Esperaba la reacción airada de algún funcionario pero, la realidad, es que tuve un par de respuestas de lo más agradables. La primera, particular, mostrando una inocente sorpresa por mi aparente exabrupto, a la que respondí dando las explicaciones etimológicas expuestas. La segunda, pública, dándome cumplida respuesta en francés a mi chistosa apuesta de espacio no protegido. No hay nada como debatir, con sorna o sin ella, con personas lo suficientemente inteligentes como para aceptar las críticas y reírse de si mismos. Desgraciadamente el sentido del humor no abunda, y eso me obliga a acabar mi columna con la némesis de lo expuesto, cambiando el retrete por un retret -en catalán, reproche- tributario.

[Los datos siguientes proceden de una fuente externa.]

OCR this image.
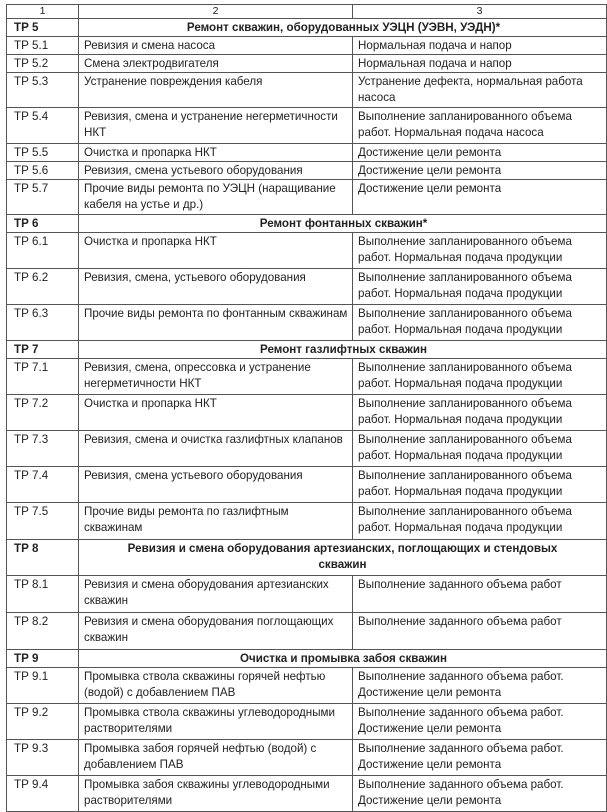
1	2	3
ТР 5	Ремонт скважин, оборудованных УЭЦН (УЭВН, УЭДН)*	
ТР 5.1	Ревизия и смена насоса	Нормальная подача и напор
ТР 5.2	Смена электродвигателя	Нормальная подача и напор
ТР 5.3	Устранение повреждения кабеля	Устранение дефекта, нормальная работа насоса
ТР 5.4	Ревизия, смена и устранение негерметичности НКТ	Выполнение запланированного объема работ. Нормальная подача насоса
ТР 5.5	Очистка и пропарка НКТ	Достижение цели ремонта
ТР 5.6	Ревизия, смена устьевого оборудования	Достижение цели ремонта
ТР 5.7	Прочие виды ремонта по УЭЦН (наращивание кабеля на устье и др.)	Достижение цели ремонта
ТР 6	Ремонт фонтанных скважин*	
ТР 6.1	Очистка и пропарка НКТ	Выполнение запланированного объема работ. Нормальная подача продукции
ТР 6.2	Ревизия, смена, устьевого оборудования	Выполнение запланированного объема работ. Нормальная подача продукции
ТР 6.3	Прочие виды ремонта по фонтанным скважинам	Выполнение запланированного объема работ. Нормальная подача продукции
ТР 7	Ремонт газлифтных скважин	
ТР 7.1	Ревизия, смена, опрессовка и устранение негерметичности НКТ	Выполнение запланированного объема работ. Нормальная подача продукции
ТР 7.2	Очистка и пропарка НКТ	Выполнение запланированного объема работ. Нормальная подача продукции
ТР 7.3	Ревизия, смена и очистка газлифтных клапанов	Выполнение запланированного объема работ. Нормальная подача продукции
ТР 7.4	Ревизия, смена устьевого оборудования	Выполнение запланированного объема работ. Нормальная подача продукции
ТР 7.5	Прочие виды ремонта по газлифтным скважинам	Выполнение запланированного объема работ. Нормальная подача продукции
ТР 8	Ревизия и смена оборудования артезианских, поглощающих и стендовых скважин	
ТР 8.1	Ревизия и смена оборудования артезианских скважин	Выполнение заданного объема работ
ТР 8.2	Ревизия и смена оборудования поглощающих скважин	Выполнение заданного объема работ
ТР 9	Очистка и промывка забоя скважин	
ТР 9.1	Промывка ствола скважины горячей нефтью (водой) с добавлением ПАВ	Выполнение заданного объема работ. Достижение цели ремонта
ТР 9.2	Промывка ствола скважины углеводородными растворителями	Выполнение заданного объема работ. Достижение цели ремонта
ТР 9.3	Промывка забоя горячей нефтью (водой) с добавлением ПАВ	Выполнение заданного объема работ. Достижение цели ремонта
ТР 9.4	Промывка забоя скважины углеводородными растворителями	Выполнение заданного объема работ. Достижение цели ремонта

Hace unas semanas apareció en el despacho un viejo empresario que, en plazo voluntario había presentado su renta del 2020 pero alguien, meses después, le había presentado en su nombre una complementaria, espuria, suplantándole la personalidad. El hombre se había enterado “gracias” a una providencia de apremio que le había llevado a recargos, embargos, recursos extemporáneos, etc. Lógicamente, acudió a la policía a denunciar los hechos pero, los mismos agentes, le dijeron que la mejor manera de conocer al delincuente en cuestión era pedir la IP a la AEAT, esto es, la dirección electrónica del servidor desde el que se remitió la declaración en cuestión.

El ciudadano fue de inmediato a su delegación de Hacienda reclamando esa información y, desde entonces, no supo más del tema. Al poco tiempo, el preocupado caballero recibe una comunicación de inicio de actuaciones de inspección parcial respecto a su IRPF pero, ¡oh! ¡sorpresa!, justo incluye los tres períodos impositivos no prescritos que no se corresponden con el de la declaración fraudulenta. Qué casualidad, ¿no? ¿O no tanta? ¡Seré malpensado! Pareciera una actuación administrativa impropia a la buena administración que los antiguos denominábamos confianza legítima.

Cuando conseguí hablar con la instructora del expediente, quedó en evidencia que conocía perfectamente la actuación presuntamente delictiva que se había producido frente al contribuyente. Es decir, deliberadamente se había seleccionado inspeccionar al señor en cuestión en ejercicios que no obligaran a la Administración a ayudarle a resolver un presunto delito cometido, para más inri, en materia tributaria.

Ante mi petición de explicaciones, teniendo en cuenta el deber de denuncia que prevé el Código Penal para los funcionarios públicos, recibí esa respuesta que ningún ciudadano debería recibir de un servidor público. Una frase que supera la tradicional -“a nosotros el Supremo no nos vincula”-. A saber: “déjeme tranquilo, que tengo mucho trabajo y no le puedo atender”. ¡Como lo oyen!

Mi respuesta fue un escrito digno de un manual de psiquiatría aplicada a los tributos: una solicitud de ampliación de los períodos impositivos objeto de investigación para que alcanzaran, así, al ejercicio en el que se había manipulado una declaración del contribuyente.

Lógicamente, tan freudiana solicitud no se encuentra regulada por la normativa procesal- tributaria, que parte de la base de que la actuación de la Administración se encuentra presidida por la buena fe, alejada pues de la desviación de poder que supone el tapar los ojos a la colaboración con la autoridad policial para resolver un delito.

Tan poca sensibilidad, tal omisión de un deber amparado por la Constitución y el código penal merecerían una queja ante el defensor del contribuyente que prefiero sustituir, con el mismo escarnio con el que actúa la lista de deudores tributarios, por este reproche tributario.

Noche y día. Ni Edipo se enamoró de su madre, ni Diógenes acumulaba basura. Leyendas versus realidades. Tributarias o no.